A comprehensive study on the relation between the metal enrichment of ionised and atomic gas in star-forming galaxies
Abstract
We study the relation between the metallicities of ionised and atomic gas in star-forming galaxies at z=0-3 using the EAGLE cosmological, hydrodynamical simulations. This is done by constructing a dense grid of sightlines through the simulated galaxies and obtaining the star formation rate- and HI column density-weighted metallicities, ZSFR and ZHI, for each sightline as proxies for the metallicities of ionised and atomic gas, respectively. We find ZSFR > ZHI for almost all sightlines, with their difference generally increasing with decreasing metallicity.

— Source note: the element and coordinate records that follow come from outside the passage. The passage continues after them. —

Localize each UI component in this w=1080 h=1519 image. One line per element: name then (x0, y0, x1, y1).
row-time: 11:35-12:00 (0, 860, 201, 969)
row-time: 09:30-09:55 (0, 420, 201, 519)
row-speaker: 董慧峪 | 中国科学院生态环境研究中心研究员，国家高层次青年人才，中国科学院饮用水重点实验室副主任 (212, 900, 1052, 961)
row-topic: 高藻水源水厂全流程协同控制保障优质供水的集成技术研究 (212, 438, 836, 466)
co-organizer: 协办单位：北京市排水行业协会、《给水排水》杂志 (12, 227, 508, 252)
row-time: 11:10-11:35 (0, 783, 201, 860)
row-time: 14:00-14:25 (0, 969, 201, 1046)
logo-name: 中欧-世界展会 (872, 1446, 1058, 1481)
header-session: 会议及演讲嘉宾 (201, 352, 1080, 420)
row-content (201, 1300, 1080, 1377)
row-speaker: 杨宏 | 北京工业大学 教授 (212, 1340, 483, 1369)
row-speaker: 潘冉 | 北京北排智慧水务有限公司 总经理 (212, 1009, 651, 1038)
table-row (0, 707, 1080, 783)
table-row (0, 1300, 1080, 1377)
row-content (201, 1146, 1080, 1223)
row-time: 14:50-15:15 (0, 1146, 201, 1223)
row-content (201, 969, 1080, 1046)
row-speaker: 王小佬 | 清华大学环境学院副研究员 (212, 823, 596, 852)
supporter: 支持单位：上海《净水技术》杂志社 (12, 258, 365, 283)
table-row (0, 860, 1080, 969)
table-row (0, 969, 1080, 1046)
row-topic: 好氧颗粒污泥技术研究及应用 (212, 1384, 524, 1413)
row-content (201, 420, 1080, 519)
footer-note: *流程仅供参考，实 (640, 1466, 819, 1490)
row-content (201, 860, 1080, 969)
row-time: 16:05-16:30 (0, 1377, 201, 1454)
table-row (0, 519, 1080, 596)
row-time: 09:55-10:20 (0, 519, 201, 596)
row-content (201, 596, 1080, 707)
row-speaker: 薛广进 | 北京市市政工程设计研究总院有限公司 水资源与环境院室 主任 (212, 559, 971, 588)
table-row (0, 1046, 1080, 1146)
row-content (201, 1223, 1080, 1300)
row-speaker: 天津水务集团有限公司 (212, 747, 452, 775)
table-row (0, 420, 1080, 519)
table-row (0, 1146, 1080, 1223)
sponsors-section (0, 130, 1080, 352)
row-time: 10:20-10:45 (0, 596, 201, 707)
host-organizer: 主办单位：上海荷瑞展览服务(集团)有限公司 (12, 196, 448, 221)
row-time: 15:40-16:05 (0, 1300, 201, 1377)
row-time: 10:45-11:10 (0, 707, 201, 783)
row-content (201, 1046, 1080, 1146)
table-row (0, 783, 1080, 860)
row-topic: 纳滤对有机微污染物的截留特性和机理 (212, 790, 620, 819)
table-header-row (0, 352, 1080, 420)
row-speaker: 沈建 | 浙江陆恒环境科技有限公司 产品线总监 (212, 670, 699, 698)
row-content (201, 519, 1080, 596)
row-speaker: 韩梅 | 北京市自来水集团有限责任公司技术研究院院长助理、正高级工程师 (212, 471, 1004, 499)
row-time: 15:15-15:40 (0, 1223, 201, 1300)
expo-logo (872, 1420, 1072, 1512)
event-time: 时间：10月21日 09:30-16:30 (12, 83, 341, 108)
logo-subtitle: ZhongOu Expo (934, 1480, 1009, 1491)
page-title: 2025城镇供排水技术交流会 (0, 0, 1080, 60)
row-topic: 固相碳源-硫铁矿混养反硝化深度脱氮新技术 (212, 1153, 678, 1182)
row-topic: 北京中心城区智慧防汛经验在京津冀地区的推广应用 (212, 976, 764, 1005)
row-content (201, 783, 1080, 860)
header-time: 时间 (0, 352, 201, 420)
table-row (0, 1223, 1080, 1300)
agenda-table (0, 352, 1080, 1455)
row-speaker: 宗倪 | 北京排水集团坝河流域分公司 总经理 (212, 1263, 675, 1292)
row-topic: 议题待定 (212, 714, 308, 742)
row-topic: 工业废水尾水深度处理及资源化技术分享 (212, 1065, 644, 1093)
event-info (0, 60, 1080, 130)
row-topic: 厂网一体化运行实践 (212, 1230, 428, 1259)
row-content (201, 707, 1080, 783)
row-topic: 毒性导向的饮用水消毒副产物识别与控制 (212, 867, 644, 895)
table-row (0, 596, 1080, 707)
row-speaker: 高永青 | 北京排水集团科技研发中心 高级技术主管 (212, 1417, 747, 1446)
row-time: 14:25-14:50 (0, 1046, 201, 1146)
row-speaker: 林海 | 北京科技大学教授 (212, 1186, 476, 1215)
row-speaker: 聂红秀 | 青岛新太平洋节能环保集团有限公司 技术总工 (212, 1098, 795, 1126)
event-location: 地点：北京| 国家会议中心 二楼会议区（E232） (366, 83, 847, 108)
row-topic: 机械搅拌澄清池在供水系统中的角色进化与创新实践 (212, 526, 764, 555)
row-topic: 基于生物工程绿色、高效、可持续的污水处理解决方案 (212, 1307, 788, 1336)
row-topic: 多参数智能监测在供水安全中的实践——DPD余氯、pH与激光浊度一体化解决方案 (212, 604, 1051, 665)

The stellar masses of galaxies do not have a significant effect on this trend, but the positions of the sightlines with respect to the galaxy centres play an important role: the difference between the two metallicities decreases when moving towards the galaxy centres, and saturates to a minimum value in the central regions of galaxies, irrespective of redshift and stellar mass. This implies that the mixing of the two gas phases is most efficient in the central regions of galaxies where sightlines generally have high column densities of HI. However, a high HI column density alone doesn't guarantee a small difference between the two metallicities. In galaxy outskirts, the inefficiency of the mixing of star-forming gas with HI seems to dominate over the dilution of heavy elements in HI through mixing with the pristine gas. We find good agreement between the available observational data and the ZSFR-ZHI relation predicted by the EAGLE simulations. Though, observed regions with a nuclear-starburst mode of star formation appear not to follow the same relation.